In a press release produced by the Federal Reserve Board of Governors, continued stabilization in household spending and a slower rate of layoffs from businesses have prompted the Federal Open Market Committee (FMOC) to anticipate further strengthening of the economy on the horizon, with little long term danger of inflation. The statement, issued after a two day meeting of the FMOC, brings with it some minor policy adjustments, but most importantly points to a more confident, if tentative, overall outlook for the economy held by Chairman Ben Bernanke and the rest of the Committee.
Looking Up, Slowly but Surely
It takes a fine toothed comb to really pick out any significant differences in these monthly statements from the FMOC, but even the smallest change in tone, coming from such a powerful Committee, can have a huge impact on consumer confidence. While last months statement suggested that the economy had “leveled,” this month the relatively cheery forecast was that the economy had “picked up after the severe downturn.” The Committee cited increased activity in the housing sectors as the main reason for an expected upturn.

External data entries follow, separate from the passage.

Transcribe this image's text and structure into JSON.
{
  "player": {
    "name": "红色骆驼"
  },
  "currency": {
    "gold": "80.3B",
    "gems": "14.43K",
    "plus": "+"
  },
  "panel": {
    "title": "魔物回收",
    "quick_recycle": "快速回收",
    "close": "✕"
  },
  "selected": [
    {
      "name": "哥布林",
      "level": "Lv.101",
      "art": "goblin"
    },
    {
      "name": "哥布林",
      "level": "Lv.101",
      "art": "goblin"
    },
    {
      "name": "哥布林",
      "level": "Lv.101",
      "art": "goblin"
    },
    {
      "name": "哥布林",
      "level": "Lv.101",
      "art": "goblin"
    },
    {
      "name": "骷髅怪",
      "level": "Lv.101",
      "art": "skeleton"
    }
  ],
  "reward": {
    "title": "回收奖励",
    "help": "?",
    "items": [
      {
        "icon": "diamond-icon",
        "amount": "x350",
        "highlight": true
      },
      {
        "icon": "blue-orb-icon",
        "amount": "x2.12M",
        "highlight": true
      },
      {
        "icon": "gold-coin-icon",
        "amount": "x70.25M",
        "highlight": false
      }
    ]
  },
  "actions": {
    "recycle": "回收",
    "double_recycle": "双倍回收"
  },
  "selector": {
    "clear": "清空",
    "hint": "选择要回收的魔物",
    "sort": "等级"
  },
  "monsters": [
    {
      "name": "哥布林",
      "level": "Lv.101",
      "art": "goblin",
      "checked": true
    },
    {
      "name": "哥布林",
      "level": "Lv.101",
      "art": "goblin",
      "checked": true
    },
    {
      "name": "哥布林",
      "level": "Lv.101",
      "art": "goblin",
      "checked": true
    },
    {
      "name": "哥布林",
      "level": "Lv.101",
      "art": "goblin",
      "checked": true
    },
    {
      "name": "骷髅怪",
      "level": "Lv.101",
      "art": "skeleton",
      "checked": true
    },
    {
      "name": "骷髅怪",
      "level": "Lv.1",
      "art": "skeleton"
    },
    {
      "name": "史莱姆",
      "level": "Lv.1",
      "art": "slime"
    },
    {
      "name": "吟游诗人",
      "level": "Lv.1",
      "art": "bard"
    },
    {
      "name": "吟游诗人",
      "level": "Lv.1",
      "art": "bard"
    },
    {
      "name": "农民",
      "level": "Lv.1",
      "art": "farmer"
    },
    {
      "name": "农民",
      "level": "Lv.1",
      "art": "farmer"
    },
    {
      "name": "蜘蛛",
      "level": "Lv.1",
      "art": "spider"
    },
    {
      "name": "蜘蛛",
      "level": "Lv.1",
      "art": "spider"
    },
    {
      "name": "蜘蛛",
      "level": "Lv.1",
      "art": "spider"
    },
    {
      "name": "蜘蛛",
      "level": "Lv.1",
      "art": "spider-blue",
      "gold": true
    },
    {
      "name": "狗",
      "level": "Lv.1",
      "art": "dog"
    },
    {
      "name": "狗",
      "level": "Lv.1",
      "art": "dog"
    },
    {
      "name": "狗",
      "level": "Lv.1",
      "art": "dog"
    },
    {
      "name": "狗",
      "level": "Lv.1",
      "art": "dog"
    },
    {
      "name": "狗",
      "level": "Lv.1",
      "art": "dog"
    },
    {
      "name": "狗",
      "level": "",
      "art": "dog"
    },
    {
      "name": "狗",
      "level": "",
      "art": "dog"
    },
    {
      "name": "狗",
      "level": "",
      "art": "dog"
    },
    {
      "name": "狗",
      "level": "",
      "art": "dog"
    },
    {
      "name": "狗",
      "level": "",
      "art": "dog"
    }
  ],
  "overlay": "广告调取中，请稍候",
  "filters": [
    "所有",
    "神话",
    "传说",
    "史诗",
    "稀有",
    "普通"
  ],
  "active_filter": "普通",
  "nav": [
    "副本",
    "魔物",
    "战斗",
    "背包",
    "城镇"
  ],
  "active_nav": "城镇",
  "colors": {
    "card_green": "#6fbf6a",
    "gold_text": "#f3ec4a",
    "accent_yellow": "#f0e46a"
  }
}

Deadline and Policy Decisions
The major policy change to come out of this months meeting was a slight push back of the deadline for the $1.25 trillion dollar purchases of mortgage backed securities by the Fed. While the August press release hoped to exhaust these funds by the end of this year, the September statement pushed this back to the end of the first quarter of 2010. The deadline for the purchase of the $300 billion of Treasury securities remains at the end of October 2009, and the federal funds rate will stay at its current low level of 0-.25%.
Despite the increased optimism, the Fed still advised that economic activity would remain weak for a time, and that the growth would be gradual. So while this latest statement may not cause everyone to immediately relax their tightened budgets, it certainly can give us a little sigh of relief, and hope that next month will bring more good news.